Revolution Roofing racked up close to $30m in losses in the three and a half years leading up to its collapse, according to a report from administrators, who claim the company may have been trading while insolvent.
The report to creditors of the steel products supplier shows the company made losses of between $8m and $10m in each of the three financial years up to 2021-22, and a further $2.3m in the five months before administrators were called in on December 6.
With debts mounting, the company entered into a series of payment plans with the ATO and trade creditors, and by June 2022 more than a quarter of its debts to trade creditors were more than 120 days overdue, the report shows.
In his report, administrator Glenn Franklin from PKF suggests the company’s deteriorating financial position meant it was likely to have been trading while insolvent from June 2022.
“It is the administrators’ view that it is likely the company traded whilst insolvent from June 2022, being the time in which the company was experiencing significant monthly losses as well as increasing debts owed to trade creditors and statutory creditors,” the report says.
Under the Corporations Act, a director can be held personally liable for debts incurred by a company during a period in which it’s deemed to be trading while insolvent.
Administrators estimate that Revolution Roofing’s debts increased by about $3.1m from June 2022 to the time of their appointment.
Mr Franklin’s report says preliminary investigations have also uncovered several potential unfair preference payments that could potentially be recovered if the company is placed in liquidation.
They include close to $2m in payments to the ATO and other payments made to creditors in the six months leading up to the company’s collapse.

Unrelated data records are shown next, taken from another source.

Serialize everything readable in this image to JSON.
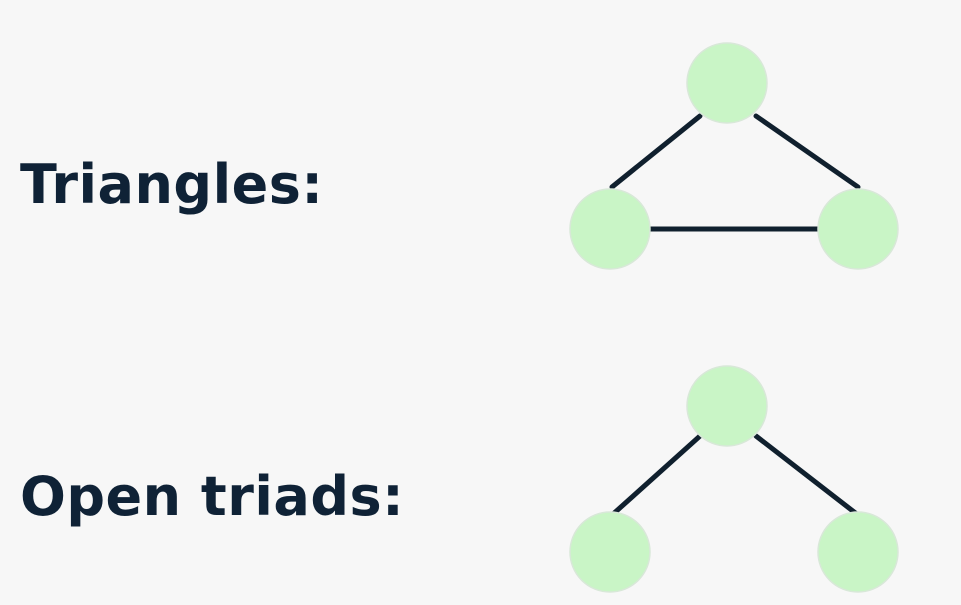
{
  "diagrams": [
    {
      "label": "Triangles:",
      "nodes": [
        "top",
        "left",
        "right"
      ],
      "edges": [
        [
          "top",
          "left"
        ],
        [
          "top",
          "right"
        ],
        [
          "left",
          "right"
        ]
      ],
      "node_color": "#c9f5c6",
      "edge_color": "#10202e"
    },
    {
      "label": "Open triads:",
      "nodes": [
        "top",
        "left",
        "right"
      ],
      "edges": [
        [
          "top",
          "left"
        ],
        [
          "top",
          "right"
        ]
      ],
      "node_color": "#c9f5c6",
      "edge_color": "#10202e"
    }
  ]
}
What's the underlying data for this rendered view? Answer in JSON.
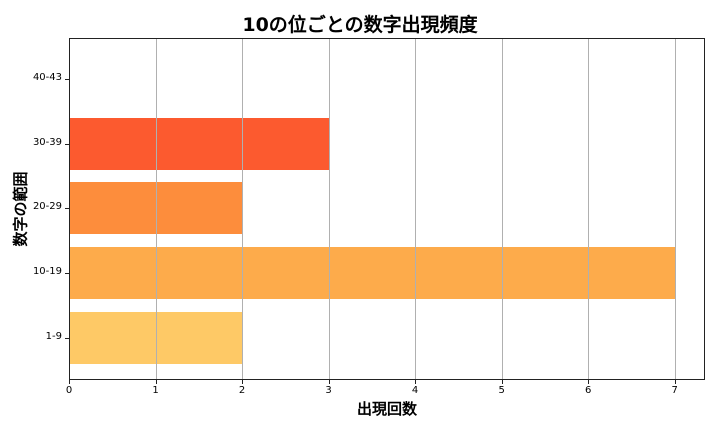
{
  "chart_data": {
    "type": "bar",
    "orientation": "horizontal",
    "title": "10の位ごとの数字出現頻度",
    "xlabel": "出現回数",
    "ylabel": "数字の範囲",
    "categories": [
      "1-9",
      "10-19",
      "20-29",
      "30-39",
      "40-43"
    ],
    "values": [
      2,
      7,
      2,
      3,
      0
    ],
    "colors": [
      "#fec966",
      "#fdab4b",
      "#fd8d3c",
      "#fc5a2f",
      "#e31a1c"
    ],
    "xlim": [
      0,
      7.35
    ],
    "xticks": [
      "0",
      "1",
      "2",
      "3",
      "4",
      "5",
      "6",
      "7"
    ],
    "grid": "x",
    "legend": null
  }
}
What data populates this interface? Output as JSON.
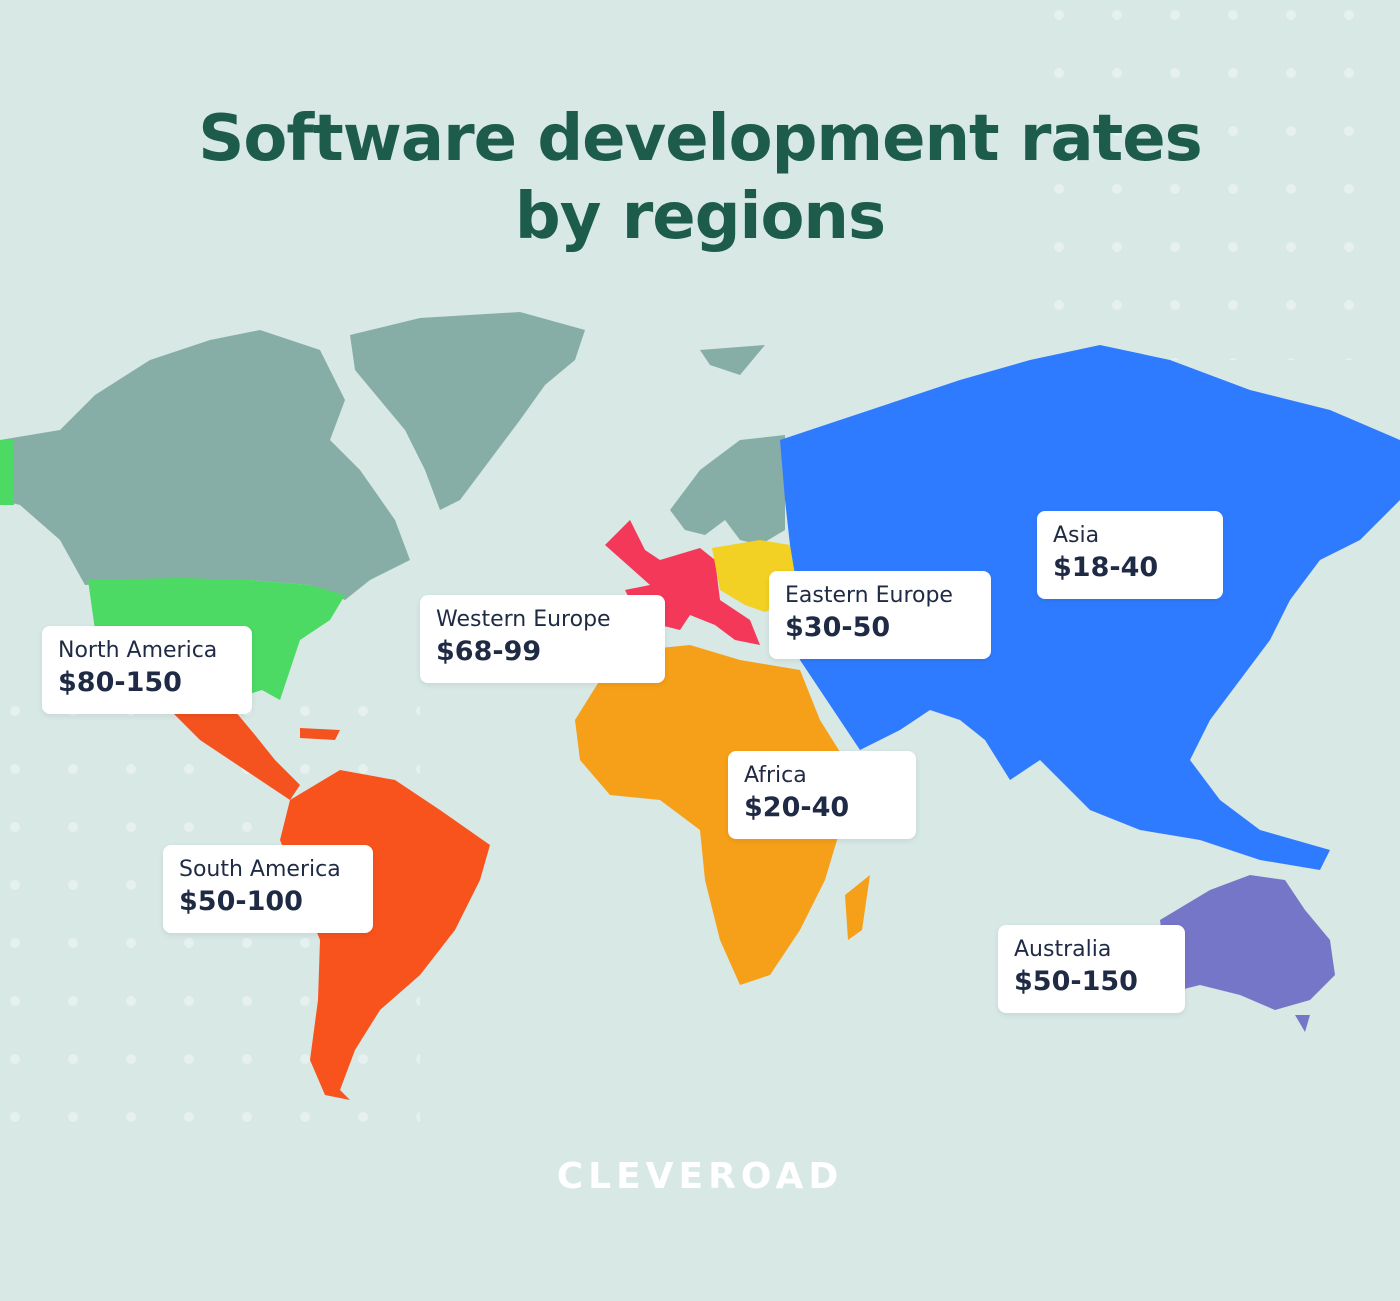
{
  "header": {
    "title": "Software development rates by regions"
  },
  "regions": [
    {
      "name": "North America",
      "rate": "$80-150"
    },
    {
      "name": "South America",
      "rate": "$50-100"
    },
    {
      "name": "Western Europe",
      "rate": "$68-99"
    },
    {
      "name": "Eastern Europe",
      "rate": "$30-50"
    },
    {
      "name": "Asia",
      "rate": "$18-40"
    },
    {
      "name": "Africa",
      "rate": "$20-40"
    },
    {
      "name": "Australia",
      "rate": "$50-150"
    }
  ],
  "footer": {
    "brand": "CLEVEROAD"
  }
}
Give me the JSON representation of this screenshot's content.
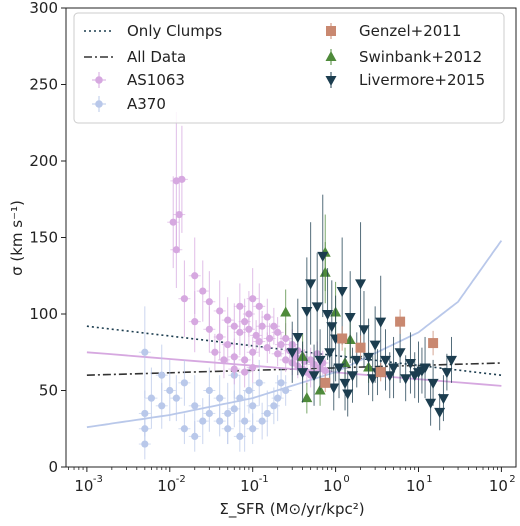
{
  "chart_data": {
    "type": "scatter",
    "xscale": "log",
    "xlim": [
      0.00056,
      150
    ],
    "ylim": [
      0,
      300
    ],
    "xlabel": "Σ_SFR (M⊙/yr/kpc²)",
    "ylabel": "σ (km s⁻¹)",
    "x_ticks": [
      {
        "value": 0.001,
        "label": "10",
        "exp": "-3"
      },
      {
        "value": 0.01,
        "label": "10",
        "exp": "-2"
      },
      {
        "value": 0.1,
        "label": "10",
        "exp": "-1"
      },
      {
        "value": 1,
        "label": "10",
        "exp": "0"
      },
      {
        "value": 10,
        "label": "10",
        "exp": "1"
      },
      {
        "value": 100,
        "label": "10",
        "exp": "2"
      }
    ],
    "y_ticks": [
      0,
      50,
      100,
      150,
      200,
      250,
      300
    ],
    "legend_position": "top",
    "colors": {
      "AS1063": "#d6a8e0",
      "A370": "#b9c8ea",
      "Genzel+2011": "#c98870",
      "Swinbank+2012": "#4e8a3a",
      "Livermore+2015": "#1c3d4f",
      "fit_AS1063": "#d6a8e0",
      "fit_A370": "#b9c8ea",
      "Only Clumps": "#1c3d4f",
      "All Data": "#333333"
    },
    "legend": [
      {
        "label": "Only Clumps",
        "kind": "dotted-line",
        "color_key": "Only Clumps"
      },
      {
        "label": "All Data",
        "kind": "dashdot-line",
        "color_key": "All Data"
      },
      {
        "label": "AS1063",
        "kind": "circle",
        "color_key": "AS1063"
      },
      {
        "label": "A370",
        "kind": "circle",
        "color_key": "A370"
      },
      {
        "label": "Genzel+2011",
        "kind": "square",
        "color_key": "Genzel+2011"
      },
      {
        "label": "Swinbank+2012",
        "kind": "triangle-up",
        "color_key": "Swinbank+2012"
      },
      {
        "label": "Livermore+2015",
        "kind": "triangle-down",
        "color_key": "Livermore+2015"
      }
    ],
    "lines": [
      {
        "name": "Only Clumps",
        "style": "dotted",
        "x": [
          0.001,
          100
        ],
        "y": [
          92,
          60
        ]
      },
      {
        "name": "All Data",
        "style": "dashdot",
        "x": [
          0.001,
          100
        ],
        "y": [
          60,
          68
        ]
      },
      {
        "name": "fit_AS1063",
        "style": "solid",
        "x": [
          0.001,
          100
        ],
        "y": [
          75,
          53
        ]
      },
      {
        "name": "fit_A370",
        "style": "solid",
        "x": [
          0.001,
          0.01,
          0.1,
          1,
          10,
          30,
          100
        ],
        "y": [
          26,
          34,
          45,
          62,
          88,
          108,
          148
        ]
      }
    ],
    "series": [
      {
        "name": "AS1063",
        "marker": "circle",
        "points": [
          [
            0.012,
            187,
            45
          ],
          [
            0.014,
            188,
            35
          ],
          [
            0.011,
            160,
            30
          ],
          [
            0.013,
            165,
            25
          ],
          [
            0.012,
            142,
            25
          ],
          [
            0.02,
            125,
            25
          ],
          [
            0.025,
            115,
            20
          ],
          [
            0.03,
            108,
            20
          ],
          [
            0.04,
            102,
            20
          ],
          [
            0.05,
            96,
            15
          ],
          [
            0.06,
            92,
            15
          ],
          [
            0.07,
            88,
            15
          ],
          [
            0.08,
            95,
            15
          ],
          [
            0.09,
            100,
            15
          ],
          [
            0.1,
            110,
            20
          ],
          [
            0.12,
            105,
            15
          ],
          [
            0.15,
            98,
            12
          ],
          [
            0.18,
            92,
            12
          ],
          [
            0.2,
            88,
            10
          ],
          [
            0.25,
            84,
            10
          ],
          [
            0.3,
            80,
            10
          ],
          [
            0.35,
            76,
            10
          ],
          [
            0.4,
            72,
            8
          ],
          [
            0.5,
            70,
            8
          ],
          [
            0.6,
            74,
            8
          ],
          [
            0.7,
            68,
            8
          ],
          [
            0.05,
            80,
            12
          ],
          [
            0.06,
            72,
            12
          ],
          [
            0.08,
            70,
            10
          ],
          [
            0.1,
            75,
            10
          ],
          [
            0.12,
            82,
            10
          ],
          [
            0.15,
            78,
            10
          ],
          [
            0.2,
            74,
            8
          ],
          [
            0.25,
            70,
            8
          ],
          [
            0.3,
            68,
            8
          ],
          [
            0.35,
            66,
            8
          ],
          [
            0.4,
            64,
            8
          ],
          [
            0.45,
            62,
            8
          ],
          [
            0.03,
            90,
            15
          ],
          [
            0.04,
            85,
            15
          ],
          [
            0.02,
            95,
            20
          ],
          [
            0.015,
            110,
            25
          ],
          [
            0.07,
            105,
            15
          ],
          [
            0.09,
            90,
            12
          ],
          [
            0.11,
            86,
            10
          ],
          [
            0.13,
            92,
            10
          ],
          [
            0.16,
            84,
            10
          ],
          [
            0.22,
            80,
            8
          ],
          [
            0.28,
            76,
            8
          ],
          [
            0.33,
            72,
            8
          ],
          [
            0.42,
            69,
            8
          ],
          [
            0.55,
            67,
            8
          ],
          [
            0.65,
            65,
            8
          ],
          [
            0.75,
            63,
            8
          ],
          [
            0.5,
            60,
            8
          ],
          [
            0.1,
            65,
            10
          ],
          [
            0.08,
            62,
            10
          ],
          [
            0.06,
            64,
            10
          ],
          [
            0.045,
            70,
            12
          ],
          [
            0.035,
            75,
            12
          ]
        ]
      },
      {
        "name": "A370",
        "marker": "circle",
        "points": [
          [
            0.005,
            75,
            30
          ],
          [
            0.005,
            35,
            15
          ],
          [
            0.005,
            25,
            12
          ],
          [
            0.005,
            15,
            10
          ],
          [
            0.006,
            45,
            20
          ],
          [
            0.008,
            40,
            15
          ],
          [
            0.01,
            50,
            20
          ],
          [
            0.012,
            45,
            15
          ],
          [
            0.015,
            55,
            15
          ],
          [
            0.02,
            40,
            20
          ],
          [
            0.025,
            30,
            15
          ],
          [
            0.03,
            50,
            15
          ],
          [
            0.04,
            45,
            15
          ],
          [
            0.05,
            35,
            20
          ],
          [
            0.06,
            60,
            15
          ],
          [
            0.07,
            45,
            15
          ],
          [
            0.08,
            30,
            20
          ],
          [
            0.09,
            50,
            15
          ],
          [
            0.1,
            40,
            15
          ],
          [
            0.12,
            55,
            15
          ],
          [
            0.15,
            35,
            15
          ],
          [
            0.2,
            45,
            15
          ],
          [
            0.25,
            50,
            10
          ],
          [
            0.07,
            20,
            10
          ],
          [
            0.05,
            25,
            10
          ],
          [
            0.04,
            30,
            10
          ],
          [
            0.02,
            20,
            10
          ],
          [
            0.015,
            25,
            10
          ],
          [
            0.1,
            25,
            10
          ],
          [
            0.13,
            30,
            12
          ],
          [
            0.18,
            40,
            12
          ],
          [
            0.22,
            55,
            10
          ],
          [
            0.06,
            38,
            12
          ],
          [
            0.03,
            35,
            12
          ],
          [
            0.008,
            60,
            20
          ]
        ]
      },
      {
        "name": "Genzel+2011",
        "marker": "square",
        "points": [
          [
            0.75,
            55,
            6
          ],
          [
            1.2,
            84,
            8
          ],
          [
            2,
            78,
            8
          ],
          [
            3.5,
            62,
            6
          ],
          [
            6,
            95,
            8
          ],
          [
            15,
            81,
            8
          ]
        ]
      },
      {
        "name": "Swinbank+2012",
        "marker": "triangle-up",
        "points": [
          [
            0.25,
            101,
            15
          ],
          [
            0.4,
            72,
            15
          ],
          [
            0.45,
            45,
            10
          ],
          [
            0.65,
            50,
            10
          ],
          [
            0.75,
            140,
            25
          ],
          [
            0.75,
            127,
            20
          ],
          [
            1,
            101,
            20
          ],
          [
            1.3,
            68,
            10
          ],
          [
            1.5,
            83,
            12
          ],
          [
            2.5,
            65,
            10
          ]
        ]
      },
      {
        "name": "Livermore+2015",
        "marker": "triangle-down",
        "points": [
          [
            0.45,
            102,
            35
          ],
          [
            0.5,
            120,
            40
          ],
          [
            0.6,
            105,
            35
          ],
          [
            0.7,
            138,
            40
          ],
          [
            0.8,
            100,
            30
          ],
          [
            0.9,
            92,
            30
          ],
          [
            1,
            84,
            28
          ],
          [
            1.2,
            115,
            35
          ],
          [
            1.5,
            98,
            30
          ],
          [
            2,
            120,
            40
          ],
          [
            2.2,
            90,
            25
          ],
          [
            2.5,
            72,
            25
          ],
          [
            3,
            80,
            25
          ],
          [
            3.5,
            95,
            30
          ],
          [
            4,
            70,
            20
          ],
          [
            5,
            65,
            20
          ],
          [
            6,
            75,
            20
          ],
          [
            8,
            68,
            20
          ],
          [
            10,
            62,
            20
          ],
          [
            12,
            65,
            20
          ],
          [
            15,
            55,
            15
          ],
          [
            20,
            45,
            15
          ],
          [
            25,
            70,
            15
          ],
          [
            0.55,
            60,
            20
          ],
          [
            0.65,
            70,
            20
          ],
          [
            0.85,
            75,
            20
          ],
          [
            1.1,
            65,
            20
          ],
          [
            1.3,
            55,
            18
          ],
          [
            1.6,
            60,
            18
          ],
          [
            1.8,
            70,
            18
          ],
          [
            2.8,
            58,
            15
          ],
          [
            3.2,
            62,
            15
          ],
          [
            4.5,
            60,
            15
          ],
          [
            7,
            58,
            15
          ],
          [
            9,
            60,
            15
          ],
          [
            11,
            63,
            15
          ],
          [
            14,
            42,
            15
          ],
          [
            18,
            36,
            12
          ],
          [
            0.4,
            62,
            20
          ],
          [
            0.35,
            85,
            25
          ],
          [
            0.3,
            75,
            20
          ],
          [
            22,
            62,
            12
          ],
          [
            0.95,
            52,
            15
          ],
          [
            1.4,
            48,
            15
          ]
        ]
      }
    ]
  }
}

In February receivers from Grant Thornton struck a deal to sell the Revolution Roofing business to Victoria’s Design Group, effectively bringing to an end attempts by founder and director John Easling to claw back control of the company through a deed of company arrangement (DOCA).
He had been seeking the support of ‘special situations’ investment firm Arbitrium Capital Partners to back the DOCA proposal, which involved a plan to contribute $19m towards the repayment of creditors.
Grant Thornton has requested that a second creditors meeting, set down for April 26, be adjourned to give it more time to close the sale deal, which was conditional on the agreement of landlords to transfer leases to Design Group.
It is understood the sale date has been pushed back several times, but Grant Thornton’s David Hodgson said the sale was now unconditional, and settlement was likely within two weeks.
The $88m collapse of Revolution Roofing and sister company Nexteel was the largest corporate insolvency in South Australia since the collapse of York Civil in 2018.
Administrators were appointed to the Regency Park-based businesses amid soaring steel prices and ongoing supply chain issues.
Receivers were later appointed to take control of the company’s affairs by ASX-listed finance company and secured creditor Earlypay in a bid to recover close to $29m owed to it.
The sale to Design Group is expected to secure the jobs of about 170 workers, mostly in South Australia.
As part of the deal Design Group will acquire the Nexteel brand but its operations have been shut down leading to the loss of close to 20 staff, mostly in Newcastle, NSW.